Según explicó De la Osa, los habitantes de la cuadra acordaron pagar la presencia de ambos hombres para evitar que el antiguo basurero reaparezca. También definieron áreas específicas para depositar los residuos. Como parte de ese acuerdo, quien arroje desperdicios fuera de los lugares establecidos puede enfrentar una multa de 50.000 pesos.
Lázaro expresó sin rodeos su compromiso con la tarea. “El que tire basura en la cuadra lo parto en dos”, declaró al fotógrafo. Más adelante añadió: “Es que de pinga mi hermano, yo creo que el basurero de aquí era el más grande de Cuba”.
De la Osa confirmó la gravedad de la situación. Apenas cuatro días antes de publicar la historia tuvo que modificar su recorrido porque la calle permanecía bloqueada por una enorme acumulación de desperdicios. Además, conservaba fotografías tomadas meses atrás que mostraban el nivel de deterioro alcanzado en la zona.
La crisis de los residuos se profundiza en la capital
La experiencia de esta cuadra refleja un problema mucho más amplio. Durante los últimos meses, la recogida de basura en La Habana ha enfrentado serias dificultades por la falta de combustible, el desgaste del parque automotor y las limitaciones operativas de los servicios comunales.
Datos divulgados durante el primer semestre de 2026 indicaban que solo 44 de los 106 camiones recolectores de la capital estaban en funcionamiento. Esa situación dejó sin recoger miles de metros cúbicos de residuos cada jornada en una ciudad que genera entre 24.000 y 30.000 metros cúbicos diarios.
Centro Habana figura entre los municipios más afectados. En junio, una montaña de basura bloqueó la intersección de San José y Escobar. Meses antes, la zona de Zanja y Dragones volvió a convertirse en un foco de insalubridad que puso en riesgo instalaciones cercanas. También circularon imágenes de personas buscando alimentos entre los desperdicios acumulados.
La permanencia de estos escenarios revela un deterioro sostenido de un servicio básico cuya gestión corresponde al Estado. Mantener las calles limpias, garantizar la recogida sistemática de residuos y prevenir riesgos sanitarios forman parte de las responsabilidades de las instituciones públicas.

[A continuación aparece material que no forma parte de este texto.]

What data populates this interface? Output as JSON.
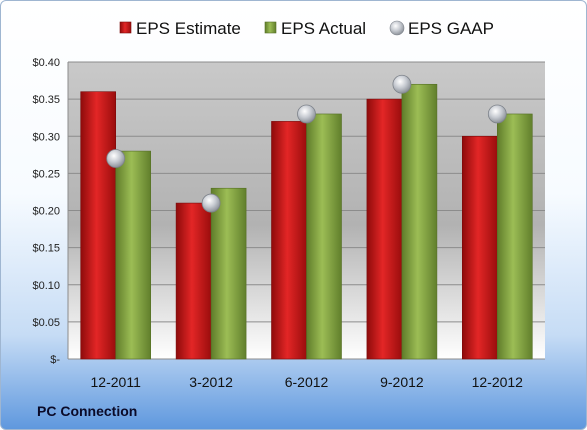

Sin embargo, en numerosos barrios son los ciudadanos quienes terminan organizando soluciones para enfrentar una situación que afecta la salud y la calidad de vida.
La autogestión vecinal gana espacio ante la falta de respuestas
La vigilancia ejercida por Lázaro y César no constituye un hecho aislado. En distintos puntos de la capital han surgido iniciativas comunitarias para suplir las deficiencias del sistema de recogida de desechos.
Vecinos de Casino Deportivo organizaron jornadas propias de limpieza, mientras que en La Habana Vieja se implementaron mecanismos para que los residentes trasladaran directamente la basura hasta los camiones recolectores.
Estos esfuerzos muestran capacidad de organización ciudadana, pero también evidencian una realidad preocupante: la respuesta institucional no ha logrado contener una crisis que se agrava con el paso del tiempo.
La falta de combustible, el deterioro técnico y la escasez de recursos explican parte del problema, pero la persistencia de los vertederos apunta además a deficiencias de gestión y planificación.
“Hoy Lázaro y César están atentos, vigilando celosamente su barrio para que nadie tire basura”, escribió Enrique de la Osa. También recordó la advertencia de los vecinos: “al que agarren en la puercá será multado con 50 mil pesos”.